The new One2One bill was developed with live-data testing and real customers – this meant formatting around 20 real bills, with all their itemised numbers, and mailing them, followed by interviews. Reactions are far more authentic when presented with your own data rather than a scenario. All the usual achievements were noted after launch: fewer enquiries, higher satisfaction. And to crown it all, we won an award, presented at a bizarre but enjoyable dinner in Cannes. Here's a picture of our client Michael Soter receiving the award from Joan Collins. You never knew the world of billing was so glamorous, did you?

When T-Mobile acquired One2One they asked us to adapt the bill to the new brand, with the result below left. The new brand guidelines no longer allowed the tinted background that previously had highlighted the total on a white panel. But note that this is different in two key respects from the 'before' that appears in the case study (below right). In our version the customer information is anchored by the vertical line, that in the case study 'before' floats below it. And in our version, there is a prominent contact phone number at the top right, missing in the case study example (and criticised for being missing there).




The lesson from this – information design works in a shifting environment, where products change brands change, and most importantly people change. Memories fade, and designs aren't always maintained.

When we became fully integrated into Enterprise IG, following our own acquisition, we had to stop working for T-Mobile as Vodafone was a major client of the group. This was regrettable, as we had by then been asked to develop radical new designs for the bill, which, it was obvious to everyone, was no longer fit to cope with the new products and tariffs being offered by that time (2004). Here is one of the more exploratory designs we developed, never produced (designer: Richard Bland).

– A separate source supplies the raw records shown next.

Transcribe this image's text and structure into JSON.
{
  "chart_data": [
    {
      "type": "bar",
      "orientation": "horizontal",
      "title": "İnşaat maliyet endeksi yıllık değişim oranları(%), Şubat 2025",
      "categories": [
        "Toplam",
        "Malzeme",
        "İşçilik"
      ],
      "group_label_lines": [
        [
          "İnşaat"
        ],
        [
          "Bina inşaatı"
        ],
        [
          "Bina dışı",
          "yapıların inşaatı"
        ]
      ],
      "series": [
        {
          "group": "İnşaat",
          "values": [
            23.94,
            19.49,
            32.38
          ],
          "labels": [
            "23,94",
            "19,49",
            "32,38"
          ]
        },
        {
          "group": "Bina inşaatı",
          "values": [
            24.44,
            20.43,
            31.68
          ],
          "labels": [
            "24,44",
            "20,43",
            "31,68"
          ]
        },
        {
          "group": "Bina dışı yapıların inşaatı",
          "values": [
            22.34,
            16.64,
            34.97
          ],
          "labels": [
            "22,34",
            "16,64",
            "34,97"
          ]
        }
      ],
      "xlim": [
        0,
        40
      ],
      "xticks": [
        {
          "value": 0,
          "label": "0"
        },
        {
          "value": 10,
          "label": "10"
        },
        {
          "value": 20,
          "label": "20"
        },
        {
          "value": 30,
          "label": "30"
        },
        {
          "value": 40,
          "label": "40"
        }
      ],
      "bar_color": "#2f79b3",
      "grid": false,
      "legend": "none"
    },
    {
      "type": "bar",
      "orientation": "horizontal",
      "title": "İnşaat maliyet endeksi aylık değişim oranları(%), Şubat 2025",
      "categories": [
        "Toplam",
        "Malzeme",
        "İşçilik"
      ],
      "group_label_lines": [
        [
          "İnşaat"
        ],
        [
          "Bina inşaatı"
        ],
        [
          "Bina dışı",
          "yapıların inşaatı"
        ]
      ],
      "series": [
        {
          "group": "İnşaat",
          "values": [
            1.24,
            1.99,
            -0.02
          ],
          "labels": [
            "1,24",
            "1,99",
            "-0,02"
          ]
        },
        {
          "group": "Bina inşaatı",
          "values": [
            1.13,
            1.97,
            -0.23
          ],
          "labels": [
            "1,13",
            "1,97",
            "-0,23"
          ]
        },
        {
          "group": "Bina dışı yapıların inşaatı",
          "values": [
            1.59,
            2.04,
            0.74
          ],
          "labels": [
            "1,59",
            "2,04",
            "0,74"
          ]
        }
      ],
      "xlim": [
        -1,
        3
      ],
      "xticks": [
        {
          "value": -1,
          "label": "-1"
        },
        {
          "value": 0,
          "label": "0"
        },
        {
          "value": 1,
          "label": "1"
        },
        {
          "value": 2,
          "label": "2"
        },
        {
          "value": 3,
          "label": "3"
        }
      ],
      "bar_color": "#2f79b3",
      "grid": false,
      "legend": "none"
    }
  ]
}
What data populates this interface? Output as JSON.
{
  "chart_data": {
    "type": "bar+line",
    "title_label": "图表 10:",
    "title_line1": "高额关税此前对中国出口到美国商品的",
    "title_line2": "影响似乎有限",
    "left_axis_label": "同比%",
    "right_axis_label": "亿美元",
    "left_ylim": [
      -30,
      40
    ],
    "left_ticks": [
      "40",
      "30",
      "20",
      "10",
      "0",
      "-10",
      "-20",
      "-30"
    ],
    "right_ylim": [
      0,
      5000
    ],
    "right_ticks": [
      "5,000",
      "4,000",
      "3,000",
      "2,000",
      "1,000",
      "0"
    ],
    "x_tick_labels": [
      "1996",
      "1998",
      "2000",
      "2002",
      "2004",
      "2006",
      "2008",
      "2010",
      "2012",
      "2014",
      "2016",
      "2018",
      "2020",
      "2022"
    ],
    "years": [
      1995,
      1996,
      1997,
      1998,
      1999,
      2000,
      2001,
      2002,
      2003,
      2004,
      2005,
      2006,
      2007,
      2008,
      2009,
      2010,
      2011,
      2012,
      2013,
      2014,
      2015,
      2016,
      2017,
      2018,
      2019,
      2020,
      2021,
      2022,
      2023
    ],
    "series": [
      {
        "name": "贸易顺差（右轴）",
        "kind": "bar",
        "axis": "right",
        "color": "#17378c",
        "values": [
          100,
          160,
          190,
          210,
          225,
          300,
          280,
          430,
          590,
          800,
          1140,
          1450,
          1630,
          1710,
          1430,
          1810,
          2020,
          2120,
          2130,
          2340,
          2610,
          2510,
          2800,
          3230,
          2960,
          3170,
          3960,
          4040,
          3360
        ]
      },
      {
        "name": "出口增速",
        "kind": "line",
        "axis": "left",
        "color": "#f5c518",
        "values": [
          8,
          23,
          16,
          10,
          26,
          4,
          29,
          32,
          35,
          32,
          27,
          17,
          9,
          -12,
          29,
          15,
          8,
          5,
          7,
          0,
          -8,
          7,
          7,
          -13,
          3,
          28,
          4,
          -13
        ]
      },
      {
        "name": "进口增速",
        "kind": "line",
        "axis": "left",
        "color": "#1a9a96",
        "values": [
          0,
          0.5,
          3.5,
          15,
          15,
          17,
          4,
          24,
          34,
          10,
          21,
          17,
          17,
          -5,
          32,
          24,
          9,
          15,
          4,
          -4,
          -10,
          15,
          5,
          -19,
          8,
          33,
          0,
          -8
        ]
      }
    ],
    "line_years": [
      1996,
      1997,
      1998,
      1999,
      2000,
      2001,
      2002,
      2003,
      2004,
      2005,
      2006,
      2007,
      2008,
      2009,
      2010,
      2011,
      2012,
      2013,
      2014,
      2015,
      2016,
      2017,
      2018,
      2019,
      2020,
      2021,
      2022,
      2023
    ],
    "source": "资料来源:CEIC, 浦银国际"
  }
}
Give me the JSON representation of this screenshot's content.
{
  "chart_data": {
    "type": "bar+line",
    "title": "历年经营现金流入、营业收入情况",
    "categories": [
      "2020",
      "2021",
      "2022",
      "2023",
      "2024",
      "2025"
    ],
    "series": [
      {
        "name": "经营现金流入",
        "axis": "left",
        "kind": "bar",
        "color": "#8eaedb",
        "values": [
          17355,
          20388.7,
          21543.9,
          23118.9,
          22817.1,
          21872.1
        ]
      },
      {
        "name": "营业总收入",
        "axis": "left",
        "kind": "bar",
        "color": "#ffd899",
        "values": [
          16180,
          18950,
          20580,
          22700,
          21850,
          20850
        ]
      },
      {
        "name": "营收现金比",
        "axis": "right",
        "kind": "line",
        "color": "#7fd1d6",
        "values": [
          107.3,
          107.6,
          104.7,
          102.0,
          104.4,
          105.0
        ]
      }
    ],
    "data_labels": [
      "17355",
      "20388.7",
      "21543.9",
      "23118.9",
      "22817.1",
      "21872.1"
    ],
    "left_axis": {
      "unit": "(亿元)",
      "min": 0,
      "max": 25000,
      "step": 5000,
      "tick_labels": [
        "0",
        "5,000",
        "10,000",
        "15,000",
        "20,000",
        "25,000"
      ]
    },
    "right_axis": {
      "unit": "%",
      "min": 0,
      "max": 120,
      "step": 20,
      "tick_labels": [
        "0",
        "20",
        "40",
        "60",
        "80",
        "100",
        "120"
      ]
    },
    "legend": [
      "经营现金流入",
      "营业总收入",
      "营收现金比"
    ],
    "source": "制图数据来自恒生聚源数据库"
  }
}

Borries Schwesinger's The Form Book


I've just been reviewing Borries Schwesinger's The Form Book for IDJ. I'm a fan. It's an engaging book that manages to combine a sense of the history and social role of forms, with a primer in basic typography,  a genre analysis identifying the essential features of different kinds of form, and a portfolio section of interesting forms from information designers around the world - some more exemplary than others.

Formulare Gestalten, the original German edition has been out for a few years, and this new version, with a more international set of illustrations is set to sit alongside Robert Barnett's work as essential reading for forms designers.

My only criticism (apart from carping minor ones that would only draw attention away from Borries' achievement) is that it has come rather late in the day – just as paper forms are starting to seem rather irrelevant and unnecessarily complex when compared with their personalised, carefully-paced, take-it-easy digital cousins.


The Form Book is published by Thames & Hudson, 2010.

Thursday, July 15, 2010

Energy and apathy

This is the energy meter I bought last year - it is supposed to tell us how much energy we are using at any one time, and to shock us into saving it.

Just noticed the battery's run out but no idea how long ago, and I don't think I'll bother replacing it. The truth is I stopped looking at it in about week three. Nothing changed very much, and few of the figures it displayed shocked us very much. Rather the opposite in fact. Running around the house turning off appliances on stand-by hardly dented the figure. And while putting the tumble dryer on was very noticeable, it was easy to conclude that we could afford the 90p per hour.

This makes me wonder about the millions being spent on the national rollout of smart meters. Most studies of their effectiveness report that few people are moved by them to reduce their energy consumption, and that for many people the economic motivation doesn't work that well. Having said that, whatever approach they end up taking to what is a huge behavioural change challenge, feedback will play some part - so there will be a function for these meters after all.